English Will Not Be an Official EU Language After Brexit*
English
will not be an official EU language after Brexit, says senior MEP
No other EU country has English as their official
language and so it could lose its status.
Danuta
Hübner, the head of the European Parliament’s Constitutional Affairs
Committee (AFCO), warned Monday that English will not be one of the European
Union’s official languages after Britain leaves the EU.
English is
one of the EU’s 24 official languages because the U.K. identified it as
its own official language, Hübner said. But as soon as Britain completes
the process to leave the EU, English could lose its status.
“If we don’t have the
U.K., we don’t have English,” Hübner said.
English is one of the
working languages in the European institutions, Hübner said, adding: “It’s
actually the dominating language,” the one most frequently used by EU civil
servants.
The regulation listing official languages of the
EU would have to be changed unanimously by remaining countries if they
want to keep English as an official language, Hübner said.
However, an EU source
explained that the regulations governing official languages are themselves
subject to more than one translation. The 1958 regulation regarding the
official languages of the EU, which was originally written in French, does not
say clearly whether a member country – Ireland or Malta for instance — can have
more than one official language, an EU source said.

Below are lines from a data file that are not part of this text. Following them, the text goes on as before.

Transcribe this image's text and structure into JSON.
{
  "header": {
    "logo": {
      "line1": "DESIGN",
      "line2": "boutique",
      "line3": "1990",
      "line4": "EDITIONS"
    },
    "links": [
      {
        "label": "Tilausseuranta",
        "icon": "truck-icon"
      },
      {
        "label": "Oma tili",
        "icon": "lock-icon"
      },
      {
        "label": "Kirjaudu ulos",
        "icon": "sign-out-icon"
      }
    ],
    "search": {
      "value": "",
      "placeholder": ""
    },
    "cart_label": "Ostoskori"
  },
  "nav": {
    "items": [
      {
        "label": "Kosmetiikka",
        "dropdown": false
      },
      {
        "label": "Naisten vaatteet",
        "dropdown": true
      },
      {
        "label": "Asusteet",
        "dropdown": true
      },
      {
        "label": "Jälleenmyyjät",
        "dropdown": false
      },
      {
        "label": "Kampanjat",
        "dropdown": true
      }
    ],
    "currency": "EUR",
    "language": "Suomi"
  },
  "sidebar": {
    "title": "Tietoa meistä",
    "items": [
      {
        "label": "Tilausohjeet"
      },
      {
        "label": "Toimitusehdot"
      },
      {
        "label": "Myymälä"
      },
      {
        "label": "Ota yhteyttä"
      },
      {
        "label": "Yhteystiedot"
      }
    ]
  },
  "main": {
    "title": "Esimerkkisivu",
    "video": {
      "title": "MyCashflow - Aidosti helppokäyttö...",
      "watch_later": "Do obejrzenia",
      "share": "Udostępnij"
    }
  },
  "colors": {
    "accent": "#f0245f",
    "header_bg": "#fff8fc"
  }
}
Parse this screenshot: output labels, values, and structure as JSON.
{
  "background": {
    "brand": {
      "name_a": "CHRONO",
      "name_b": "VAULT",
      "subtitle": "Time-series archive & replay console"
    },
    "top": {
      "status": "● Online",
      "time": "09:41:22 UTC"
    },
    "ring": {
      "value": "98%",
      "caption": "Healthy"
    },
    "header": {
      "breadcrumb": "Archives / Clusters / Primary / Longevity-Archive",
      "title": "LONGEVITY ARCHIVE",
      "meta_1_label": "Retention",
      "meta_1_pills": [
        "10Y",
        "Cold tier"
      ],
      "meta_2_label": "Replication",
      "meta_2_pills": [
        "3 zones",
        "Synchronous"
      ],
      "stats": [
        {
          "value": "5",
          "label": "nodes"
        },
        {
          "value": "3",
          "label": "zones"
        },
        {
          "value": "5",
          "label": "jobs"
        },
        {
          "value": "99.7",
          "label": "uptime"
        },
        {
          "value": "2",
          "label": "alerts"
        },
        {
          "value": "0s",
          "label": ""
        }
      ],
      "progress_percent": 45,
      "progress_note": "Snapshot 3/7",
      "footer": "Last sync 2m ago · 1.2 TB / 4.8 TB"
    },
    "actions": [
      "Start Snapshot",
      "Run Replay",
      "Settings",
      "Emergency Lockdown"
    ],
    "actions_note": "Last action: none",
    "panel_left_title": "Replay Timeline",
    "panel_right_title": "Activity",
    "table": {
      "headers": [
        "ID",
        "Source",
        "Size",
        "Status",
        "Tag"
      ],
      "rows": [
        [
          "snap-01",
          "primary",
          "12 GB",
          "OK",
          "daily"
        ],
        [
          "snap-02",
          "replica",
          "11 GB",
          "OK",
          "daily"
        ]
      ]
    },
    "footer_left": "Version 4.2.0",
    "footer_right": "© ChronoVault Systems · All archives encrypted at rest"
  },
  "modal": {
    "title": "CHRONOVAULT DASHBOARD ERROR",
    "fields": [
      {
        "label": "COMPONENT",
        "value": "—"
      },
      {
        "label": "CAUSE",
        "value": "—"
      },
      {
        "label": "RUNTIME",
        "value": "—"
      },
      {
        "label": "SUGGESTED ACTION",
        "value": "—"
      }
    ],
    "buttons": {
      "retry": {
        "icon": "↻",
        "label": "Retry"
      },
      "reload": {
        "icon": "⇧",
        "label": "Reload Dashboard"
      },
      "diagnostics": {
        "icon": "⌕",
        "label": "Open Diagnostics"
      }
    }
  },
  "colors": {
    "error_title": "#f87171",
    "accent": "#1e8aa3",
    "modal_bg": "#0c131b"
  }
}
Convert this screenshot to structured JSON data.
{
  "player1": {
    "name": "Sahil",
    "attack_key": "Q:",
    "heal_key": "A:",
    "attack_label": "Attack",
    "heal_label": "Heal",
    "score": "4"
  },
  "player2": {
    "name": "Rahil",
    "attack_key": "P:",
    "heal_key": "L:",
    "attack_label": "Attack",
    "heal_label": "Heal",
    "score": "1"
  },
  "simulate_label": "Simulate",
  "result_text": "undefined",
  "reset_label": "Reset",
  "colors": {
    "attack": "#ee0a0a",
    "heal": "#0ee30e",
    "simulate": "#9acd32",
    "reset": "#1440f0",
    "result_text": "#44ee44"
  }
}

Interpretations of the
French wording tend to conclude that this might be possible, whereas the
English version appears to rule this out.
When Ireland and
Malta joined the EU, English was already an official language, which is why the
two countries asked for Irish and Maltese to be added to the list.
“If a member state
has more than one official language, the language to be used shall, at the
request of such state, be governed by the general rules of its law,” the
regulation says.
“The rules governing
the languages of the EU institutions shall be determined by the Council, acting
unanimously by means of a regulation,” a European Commission spokesperson said,
adding the rules “have been amended several times to take account of the
different enlargements.”
The Commission has
already started using French and German more often in its external
communications, as a symbolic move after Britain voted to leave the EU last
Thursday, according to the Wall Street Journal.
Meanwhile, the
president of the regional council of Tuscany, Eugenio Giani, called for Italian
to become one of the official languages of the EU. “We have not defended … our
language as we should have, both on the European continent and in the world,”
Giani said following the British referendum result.